Anterior ve paramedian, 6. Posterior ve paramedian (Resim 1).
Bulgular:
Border zon infarkt tespit edilen 52 hastanın yaş ortalaması 68,3 (34-87) ve 39’u (% 75) erkekti. 16 hastada (% 30,8)
sağ hemisferde, 26 hastada sol hemisferde (% 50) ve 10 hastada (% 19,2) bilateral BZİ tespit edildi. Hastaların 38’inde
(% 73,1) kortikal BZİ, 14’ünde (% 26,9) subkortikal BZİ mevcuttu.
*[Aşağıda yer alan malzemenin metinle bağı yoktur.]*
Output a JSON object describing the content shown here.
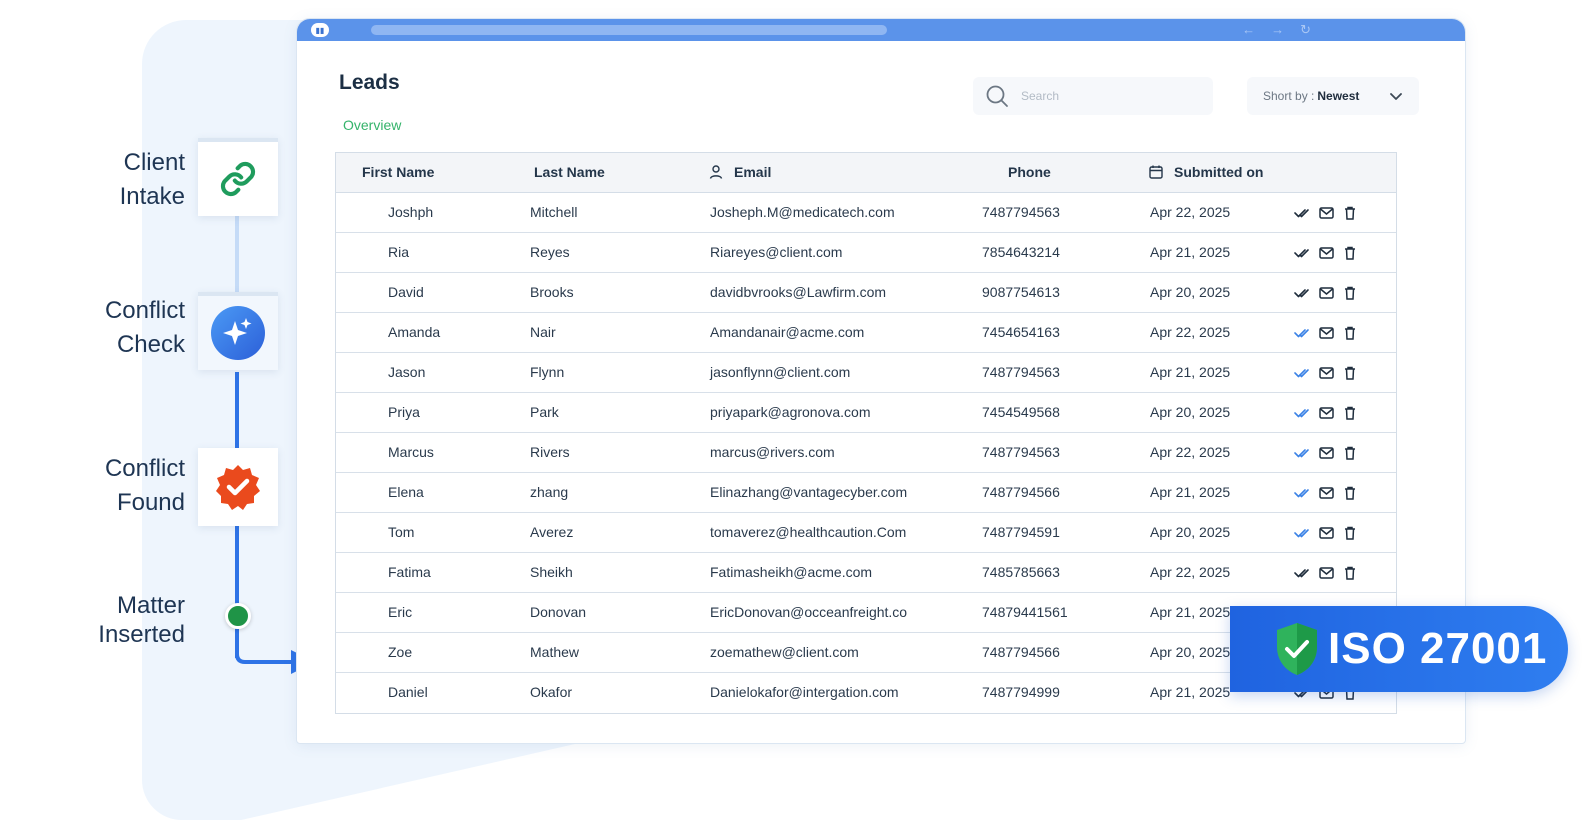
{
  "workflow": {
    "steps": [
      {
        "line1": "Client",
        "line2": "Intake",
        "icon": "link-icon"
      },
      {
        "line1": "Conflict",
        "line2": "Check",
        "icon": "sparkle-icon"
      },
      {
        "line1": "Conflict",
        "line2": "Found",
        "icon": "badge-check-icon"
      },
      {
        "line1": "Matter",
        "line2": "Inserted",
        "icon": "green-dot"
      }
    ]
  },
  "page": {
    "title": "Leads",
    "tab": "Overview",
    "search_placeholder": "Search",
    "sort_label": "Short by :",
    "sort_value": "Newest"
  },
  "table": {
    "headers": {
      "first_name": "First Name",
      "last_name": "Last Name",
      "email": "Email",
      "phone": "Phone",
      "submitted": "Submitted on"
    },
    "rows": [
      {
        "first": "Joshph",
        "last": "Mitchell",
        "email": "Josheph.M@medicatech.com",
        "phone": "7487794563",
        "date": "Apr 22, 2025",
        "read": false
      },
      {
        "first": "Ria",
        "last": "Reyes",
        "email": "Riareyes@client.com",
        "phone": "7854643214",
        "date": "Apr 21, 2025",
        "read": false
      },
      {
        "first": "David",
        "last": "Brooks",
        "email": "davidbvrooks@Lawfirm.com",
        "phone": "9087754613",
        "date": "Apr 20, 2025",
        "read": false
      },
      {
        "first": "Amanda",
        "last": "Nair",
        "email": "Amandanair@acme.com",
        "phone": "7454654163",
        "date": "Apr 22, 2025",
        "read": true
      },
      {
        "first": "Jason",
        "last": "Flynn",
        "email": "jasonflynn@client.com",
        "phone": "7487794563",
        "date": "Apr 21, 2025",
        "read": true
      },
      {
        "first": "Priya",
        "last": "Park",
        "email": "priyapark@agronova.com",
        "phone": "7454549568",
        "date": "Apr 20, 2025",
        "read": true
      },
      {
        "first": "Marcus",
        "last": "Rivers",
        "email": "marcus@rivers.com",
        "phone": "7487794563",
        "date": "Apr 22, 2025",
        "read": true
      },
      {
        "first": "Elena",
        "last": "zhang",
        "email": "Elinazhang@vantagecyber.com",
        "phone": "7487794566",
        "date": "Apr 21, 2025",
        "read": true
      },
      {
        "first": "Tom",
        "last": "Averez",
        "email": "tomaverez@healthcaution.Com",
        "phone": "7487794591",
        "date": "Apr 20, 2025",
        "read": true
      },
      {
        "first": "Fatima",
        "last": "Sheikh",
        "email": "Fatimasheikh@acme.com",
        "phone": "7485785663",
        "date": "Apr 22, 2025",
        "read": false
      },
      {
        "first": "Eric",
        "last": "Donovan",
        "email": "EricDonovan@occeanfreight.co",
        "phone": "74879441561",
        "date": "Apr 21, 2025",
        "read": false
      },
      {
        "first": "Zoe",
        "last": "Mathew",
        "email": "zoemathew@client.com",
        "phone": "7487794566",
        "date": "Apr 20, 2025",
        "read": false
      },
      {
        "first": "Daniel",
        "last": "Okafor",
        "email": "Danielokafor@intergation.com",
        "phone": "7487794999",
        "date": "Apr 21, 2025",
        "read": false
      }
    ]
  },
  "badge": {
    "text": "ISO 27001"
  },
  "colors": {
    "accent": "#2e73e6",
    "green": "#34b36a",
    "read_check": "#3b82e6",
    "unread_check": "#1f2d3d",
    "alert": "#ea4a1d"
  }
}
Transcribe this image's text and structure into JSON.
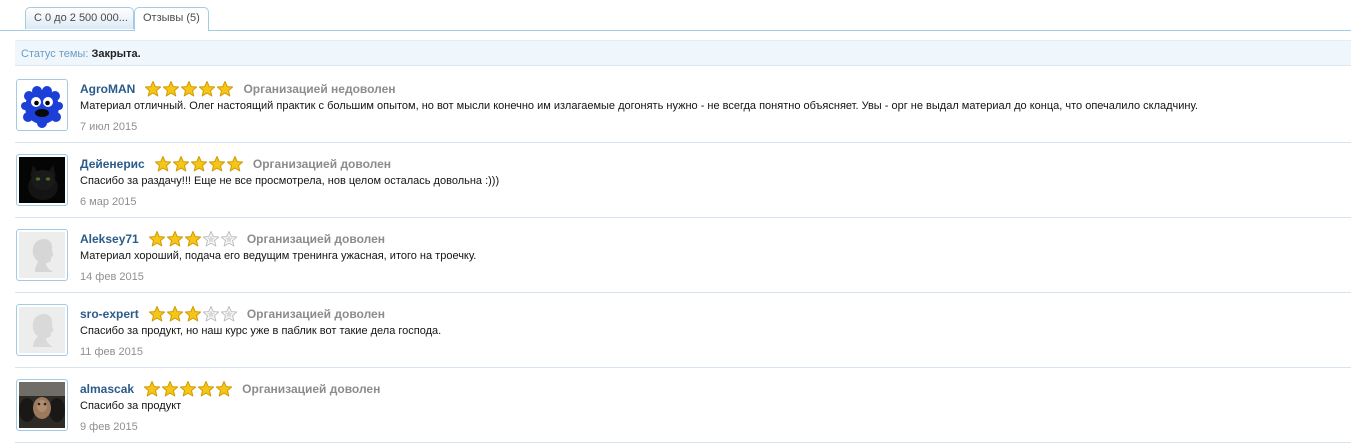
{
  "tabs": [
    {
      "label": "С 0 до 2 500 000...",
      "active": false
    },
    {
      "label": "Отзывы (5)",
      "active": true
    }
  ],
  "status": {
    "label": "Статус темы:",
    "value": "Закрыта."
  },
  "colors": {
    "accent_border": "#a5cae4",
    "username": "#2b5b8a",
    "star_filled": "#f5c518",
    "star_empty": "#d9d9d9",
    "verdict": "#8c8c8c"
  },
  "reviews": [
    {
      "username": "AgroMAN",
      "rating": 5,
      "max_rating": 5,
      "verdict": "Организацией недоволен",
      "text": "Материал отличный. Олег настоящий практик с большим опытом, но вот мысли конечно им излагаемые догонять нужно - не всегда понятно объясняет. Увы - орг не выдал материал до конца, что опечалило складчину.",
      "date": "7 июл 2015",
      "avatar": "blue-monster-avatar"
    },
    {
      "username": "Дейенерис",
      "rating": 5,
      "max_rating": 5,
      "verdict": "Организацией доволен",
      "text": "Спасибо за раздачу!!! Еще не все просмотрела, нов целом осталась довольна :)))",
      "date": "6 мар 2015",
      "avatar": "black-cat-avatar"
    },
    {
      "username": "Aleksey71",
      "rating": 3,
      "max_rating": 5,
      "verdict": "Организацией доволен",
      "text": "Материал хороший, подача его ведущим тренинга ужасная, итого на троечку.",
      "date": "14 фев 2015",
      "avatar": "default-silhouette-avatar"
    },
    {
      "username": "sro-expert",
      "rating": 3,
      "max_rating": 5,
      "verdict": "Организацией доволен",
      "text": "Спасибо за продукт, но наш курс уже в паблик вот такие дела господа.",
      "date": "11 фев 2015",
      "avatar": "default-silhouette-avatar"
    },
    {
      "username": "almascak",
      "rating": 5,
      "max_rating": 5,
      "verdict": "Организацией доволен",
      "text": "Спасибо за продукт",
      "date": "9 фев 2015",
      "avatar": "photo-avatar"
    }
  ]
}
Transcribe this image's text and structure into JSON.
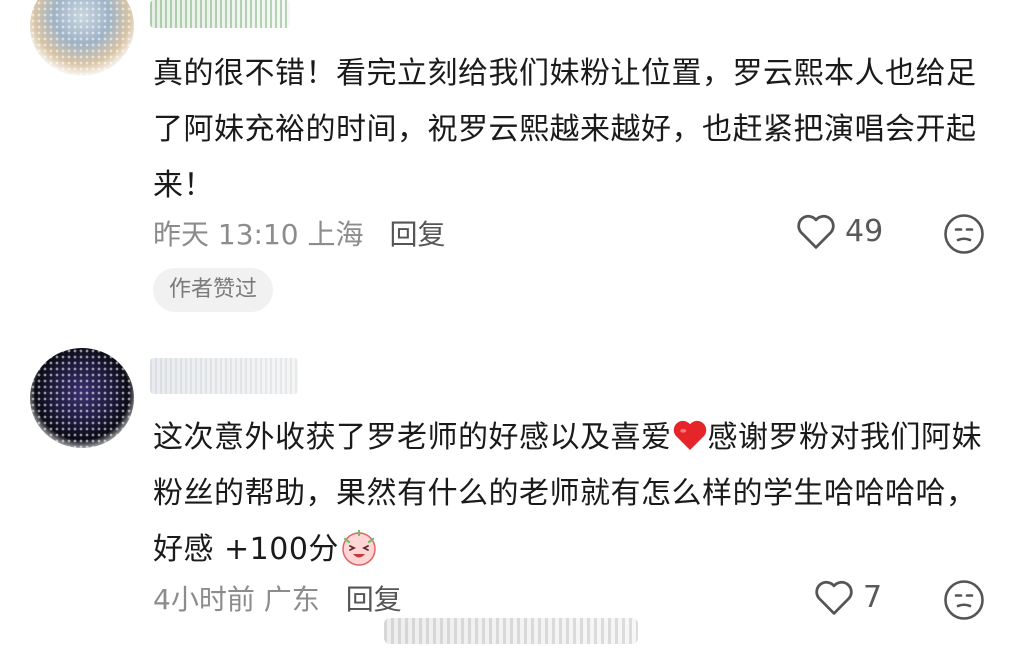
{
  "comments": [
    {
      "text": "真的很不错！看完立刻给我们妹粉让位置，罗云熙本人也给足了阿妹充裕的时间，祝罗云熙越来越好，也赶紧把演唱会开起来！",
      "time": "昨天 13:10 上海",
      "reply_label": "回复",
      "likes": "49",
      "badge": "作者赞过"
    },
    {
      "text_before_heart": "这次意外收获了罗老师的好感以及喜爱",
      "text_after_heart": "感谢罗粉对我们阿妹粉丝的帮助，果然有什么的老师就有怎么样的学生哈哈哈哈，好感 +100分",
      "time": "4小时前 广东",
      "reply_label": "回复",
      "likes": "7"
    }
  ],
  "icons": {
    "like": "heart-outline-icon",
    "dislike": "neutral-face-icon",
    "emoji_heart": "red-heart-emoji",
    "emoji_sticker": "laughing-face-sticker"
  },
  "colors": {
    "text": "#1a1a1a",
    "meta": "#8c8c8c",
    "badge_bg": "#f1f1f1",
    "heart_emoji": "#e5252a"
  }
}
Kortikal BZİ’ların yerleşimine bakıldığında; 7 hastada
paramedian (% 13,5), 8 hastadada (% 15,4) posterior, 13 hastada (% 25) paramedian ve posterior, 10 hastada (%
19,2) ise anterior, paramedian ve posterior border zonlarda infarkt tespit edildi (Tablo 1).
Sonuç:
Border zon infarktlar belirli morfolojik özellikleri ve tipik yerleşim yerleri ile tanınırlar. Genellikle belirli durumlarda
ortaya çıkar ve benzersiz risk faktörlerinin bir sonucudur. Tipik olarak korona radiatada lineer yerleşimli tespih
taneleri benzeri görülen subkortikal BZİ’larına esas olarak hemodinamik bozulma neden olur. ASA-OSA ve PSA-OSA
sulama alanları kesişiminde yerleşen kortikal tabanlı üçgenler ve yine bu üçgenlerin arasında sentrum semiovalede
lineer yerleşimli kortikal BZİ’ların, bazen hipoperfüzyonun da eşlik ettiği embolizmden kaynaklandığı
düşünülmektedir. Bilateral hemisferik BZİ’larında ise başlıca neden global serebral hipoperfüzyondur. Kortikal
BZİ’larda genellikle iyi bir klinik seyir izlenirken, subkortikal BZİ daha yüksek morbidite ve gelecekteki inme için daha
yüksek risk ile ilişkilidir. Farlı tipteki BZİ olan hastalarda alternatif (hemodinamik ve hemodinamik olmayan) inme
mekanizmalarının dikkatli bir şekilde değerlendirilmesi ve tanımlanması erken dönemde klinik kötüleşmenin
önlenmesi ve ikincil korumada önem arz etmektedir.